A new analysis by the Boston-based nonprofit
Design Management Institute, whose focus is design management, dishes the numbers to what design junkies thought of all along: that design-driven companies outperformed the
Standard & Poor's 500 by 200%.
These 500 are a stock market index of 500 large publicly traded companies. The companies who outperformed them include Coca-Cola, Ford, Herman Miller, Apple, IBM, Nike, Intuit, Newell Rubbermaid, Procter & Gamble, Starbucks, Starwood, Steelcase, Target, Whirlpool, and Walt Disney.
To get the number, DMI partnered with
Motiv, an innovation strategy firm, to create the DMI Design Value Index, a list of design-led, publicly traded U.S. companies that meet a set of six design management criteria.
For example, the criteria stipulated that design had to be embedded within the company's organizational structure; design leadership had to exist at senior and divisional levels; and there had to be a senior-level commitment to design's use as an innovation resource and a force for positive change.

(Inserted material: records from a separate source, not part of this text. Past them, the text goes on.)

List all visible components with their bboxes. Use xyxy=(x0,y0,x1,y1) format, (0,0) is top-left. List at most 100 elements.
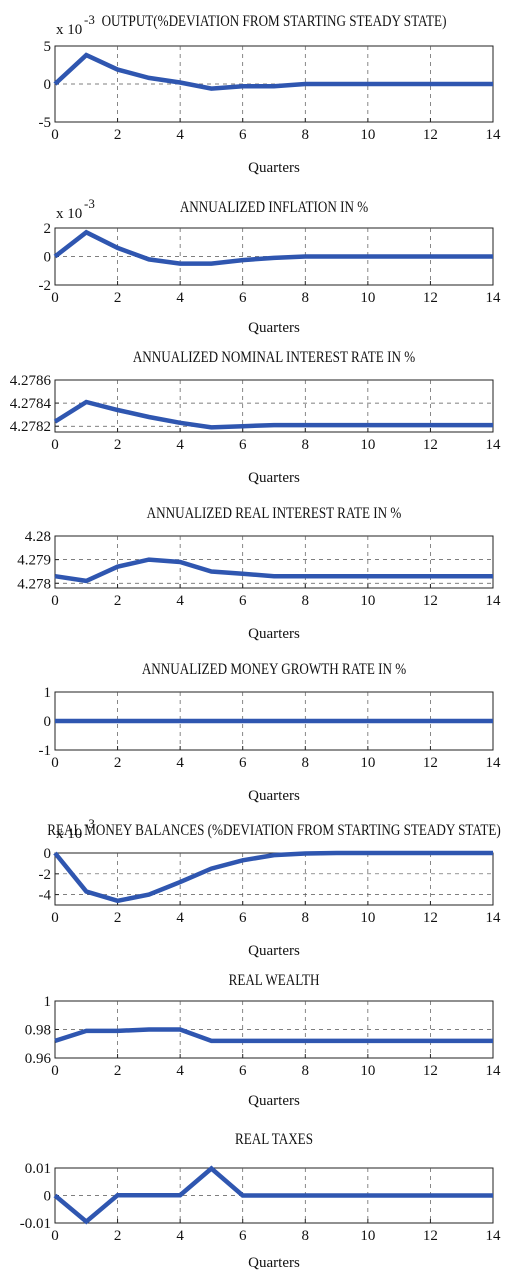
x-tick-label: 10 xyxy=(360,593,375,609)
x-tick-label: 14 xyxy=(486,290,502,306)
x-tick-label: 6 xyxy=(239,910,247,926)
subplot-7: REAL WEALTH 0 2 4 6 8 10 12 14 1 0.98 0.96 Quarters xyxy=(25,972,501,1109)
x-tick-label: 12 xyxy=(423,1228,438,1244)
chart-title: ANNUALIZED INFLATION IN % xyxy=(180,199,368,216)
y-tick-label: 4.2782 xyxy=(10,419,51,435)
chart-title: REAL WEALTH xyxy=(229,972,320,989)
x-tick-label: 2 xyxy=(114,1063,122,1079)
y-tick-label: 5 xyxy=(44,39,52,55)
x-axis-label: Quarters xyxy=(248,1255,300,1271)
plot-frame xyxy=(54,379,494,433)
x-tick-label: 0 xyxy=(51,290,59,306)
y-multiplier: x 10 xyxy=(56,826,82,842)
x-tick-label: 14 xyxy=(486,755,502,771)
x-tick-label: 14 xyxy=(486,1063,502,1079)
x-tick-label: 6 xyxy=(239,755,247,771)
x-tick-label: 12 xyxy=(423,910,438,926)
y-tick-label: 0 xyxy=(44,250,52,266)
x-tick-label: 12 xyxy=(423,437,438,453)
series-line xyxy=(53,229,493,266)
series-line xyxy=(54,1027,493,1044)
x-tick-label: 8 xyxy=(302,755,310,771)
x-tick-label: 8 xyxy=(302,127,310,143)
x-tick-label: 10 xyxy=(360,755,375,771)
subplot-6: REAL MONEY BALANCES (%DEVIATION FROM STA… xyxy=(39,816,502,959)
x-tick-label: 14 xyxy=(486,127,502,143)
y-multiplier-exponent: -3 xyxy=(84,196,95,211)
x-tick-label: 12 xyxy=(423,755,438,771)
x-tick-label: 10 xyxy=(360,437,375,453)
x-axis-label: Quarters xyxy=(248,626,300,642)
x-tick-label: 14 xyxy=(486,1228,502,1244)
y-multiplier: x 10 xyxy=(56,22,82,38)
x-tick-label: 12 xyxy=(423,1063,438,1079)
x-tick-label: 12 xyxy=(423,127,438,143)
chart-title: ANNUALIZED REAL INTEREST RATE IN % xyxy=(147,505,402,522)
y-tick-label: -2 xyxy=(39,867,52,883)
chart-title: ANNUALIZED MONEY GROWTH RATE IN % xyxy=(142,661,406,678)
y-tick-label: 0 xyxy=(44,846,52,862)
subplot-3: ANNUALIZED NOMINAL INTEREST RATE IN % 0 2 4… xyxy=(10,349,501,486)
x-tick-label: 4 xyxy=(176,437,184,453)
x-axis-label: Quarters xyxy=(248,160,300,176)
subplot-5: ANNUALIZED MONEY GROWTH RATE IN % 0 2 4 6 8 10… xyxy=(39,661,502,804)
x-tick-label: 4 xyxy=(176,910,184,926)
y-tick-label: -2 xyxy=(39,278,52,294)
x-tick-label: 14 xyxy=(486,593,502,609)
x-tick-label: 2 xyxy=(114,290,122,306)
x-tick-label: 0 xyxy=(51,910,59,926)
x-tick-label: 4 xyxy=(176,1063,184,1079)
x-tick-label: 2 xyxy=(114,593,122,609)
subplot-2: ANNUALIZED INFLATION IN %0 2 4 6 8 10 12 1420-2… xyxy=(39,196,502,336)
y-tick-label: -4 xyxy=(39,888,52,904)
x-tick-label: 14 xyxy=(486,910,502,926)
y-tick-label: 0.98 xyxy=(25,1023,51,1039)
plot-frame xyxy=(54,852,494,906)
chart-title: ANNUALIZED NOMINAL INTEREST RATE IN % xyxy=(133,349,415,366)
x-tick-label: 4 xyxy=(176,593,184,609)
series-line xyxy=(53,850,493,904)
x-tick-label: 8 xyxy=(302,910,310,926)
x-tick-label: 2 xyxy=(114,755,122,771)
y-tick-label: 4.278 xyxy=(17,576,51,592)
x-tick-label: 0 xyxy=(51,1063,59,1079)
x-tick-label: 12 xyxy=(423,593,438,609)
x-tick-label: 0 xyxy=(51,127,59,143)
x-tick-label: 12 xyxy=(423,290,438,306)
x-tick-label: 0 xyxy=(51,1228,59,1244)
y-tick-label: 0 xyxy=(44,714,52,730)
y-tick-label: -0.01 xyxy=(20,1216,51,1232)
x-axis-label: Quarters xyxy=(248,943,300,959)
y-tick-label: 4.2786 xyxy=(10,373,52,389)
x-tick-label: 0 xyxy=(51,593,59,609)
x-tick-label: 10 xyxy=(360,290,375,306)
y-multiplier: x 10 xyxy=(56,206,82,222)
chart-title: REAL TAXES xyxy=(235,1131,313,1148)
y-multiplier-exponent: -3 xyxy=(84,12,95,27)
x-axis-label: Quarters xyxy=(248,788,300,804)
y-tick-label: 4.28 xyxy=(25,529,51,545)
x-tick-label: 4 xyxy=(176,755,184,771)
x-tick-label: 8 xyxy=(302,290,310,306)
x-tick-label: 4 xyxy=(176,127,184,143)
x-tick-label: 10 xyxy=(360,1228,375,1244)
x-tick-label: 6 xyxy=(239,290,247,306)
y-tick-label: 2 xyxy=(44,221,52,237)
series-line xyxy=(53,399,493,430)
x-tick-label: 10 xyxy=(360,910,375,926)
chart-title: REAL MONEY BALANCES (%DEVIATION FROM STA… xyxy=(47,822,501,839)
subplot-1: OUTPUT(%DEVIATION FROM STARTING STEADY S… xyxy=(39,12,502,176)
x-tick-label: 14 xyxy=(486,437,502,453)
x-tick-label: 8 xyxy=(302,437,310,453)
y-tick-label: 0.96 xyxy=(25,1051,52,1067)
x-axis-label: Quarters xyxy=(248,320,300,336)
x-axis-label: Quarters xyxy=(248,470,300,486)
y-tick-label: 1 xyxy=(44,685,52,701)
x-tick-label: 10 xyxy=(360,1063,375,1079)
x-tick-label: 6 xyxy=(239,127,247,143)
x-tick-label: 2 xyxy=(114,1228,122,1244)
x-tick-label: 6 xyxy=(239,1063,247,1079)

The above-mentioned companies were just 15 out of a pool of 75 that met DMI's criteria. They measured the success of this design-led segment of companies against other companies in the stock market, and found that those who put design first had a significant stock market advantage.
This research could also finally convince remaining design skeptics that hiring and effectively managing talented designers really is key to success.